The James Webb Space Telescope and What It Means for Humanity
In the year 1609, Galileo pointed one of the first telescopes ever created up at the heavens, and what he observed sparked a revolution of curiosity that has been central to every single human generation since. Galileo saw mountains and craters on the surface of the Moon, the arm of our Milky Way galaxy arching across the sky, and an endless universe riddled with countless stars. The mysteries of outer space were boundless, and the journey towards discovering them had only just begun. Over 400 years later, our obsession with the enigma that is space has only managed to intensify, fueling many great technological advancements that have made our ever-expanding universe seem smaller and boundaries closer than ever.
On the 25th of December 2021, NASA launched humanity's most powerful telescope yet. More than 30 years in the making, $10 billion spent, a successful launch, 50 intricate outer space deployments, and a distance of over 1.5 million kilometers traveled from Earth, the James Webb Space Telescope has finally delivered its first full-size images of our universe. This marks an area of space discovery that promises unique and unprecedented views, from across our own solar system to the very heart of the universe. The James Webb Space Telescope (JWST for short) has been designed to look more than 13.5 billion years into the past, to study the farthest and oldest regions of space, peering back into the early days of the universe.
Its aim is to look at the first galaxies that started forming and emitting light right after the Big Bang. It's no wonder that scientists often refer to telescopes as time machines. In them lies the power to see what our universe once was and perhaps answer one of humanity's most perplexing existential questions: How did we get here? Right now, Webb is our best chance at finding an answer to that question. However, to fully understand what makes Webb so special, we have to travel back in time to the year 1990, when the Hubble Space Telescope was launched.

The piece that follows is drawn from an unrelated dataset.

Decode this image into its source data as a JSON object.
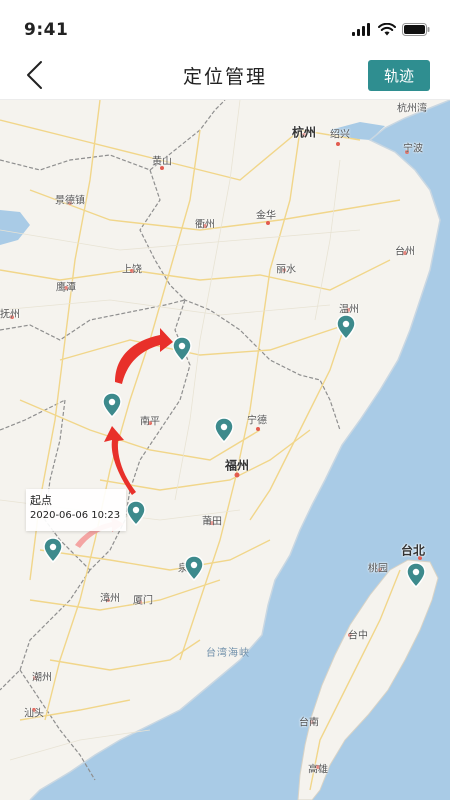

The Hubble Space Telescope embarked on a mission similar to Webb's. Its purpose, just like Webb's, was to study the universe like it's never been studied before and to bring us closer to understanding our existence and our place among the stars. Over the past 30 years, Hubble has brought us images of galaxies we never knew existed, star clusters, and nebulae like we've never seen before. These images helped illustrate how, in the early days of our universe, just millions of years after the Big Bang, cold clouds of gas and dust evolved into swirling, coalescing galaxies teeming with stars.
Sadly, that was just how far Hubble could see. In order to observe how these first galaxies were born, we needed a bigger telescope—one that wasn't just more powerful but that could also operate in the infrared. So, just a few years after Hubble was launched into space, scientists began working on the next big telescope. Today, Webb is 100 times more powerful than Hubble, and its ability to observe infrared light opens up a new universe of possibilities, literally.
Ever since Edwin Hubble discovered that the universe is expanding, we've known that galaxies have been receding at faster and faster speeds. Light from these galaxies is stretched to longer wavelengths as it travels through space, which is why they're only visible through infrared. Hubble, the telescope, is only able to see light on the visible spectrum, which means it's limited in the amount of information that can fetch us about these earliest galaxies. But with Webb, we finally have the ability to observe them. To detect these infrared waves, Webb traveled more than 1.5 million kilometers away from Earth's warm atmosphere to a very cold region in space that is protected from our planet's infrared radiation.
Built into this telescope are huge sun shields as big as a tennis court that protect it from the rays of the sun and help keep its temperature at minus 233 degrees Celsius, so it can be cool enough to detect infrared radiation from the early days of the universe. This is the first time in the history of our species that we've been able to look at our universe with such incredible detail.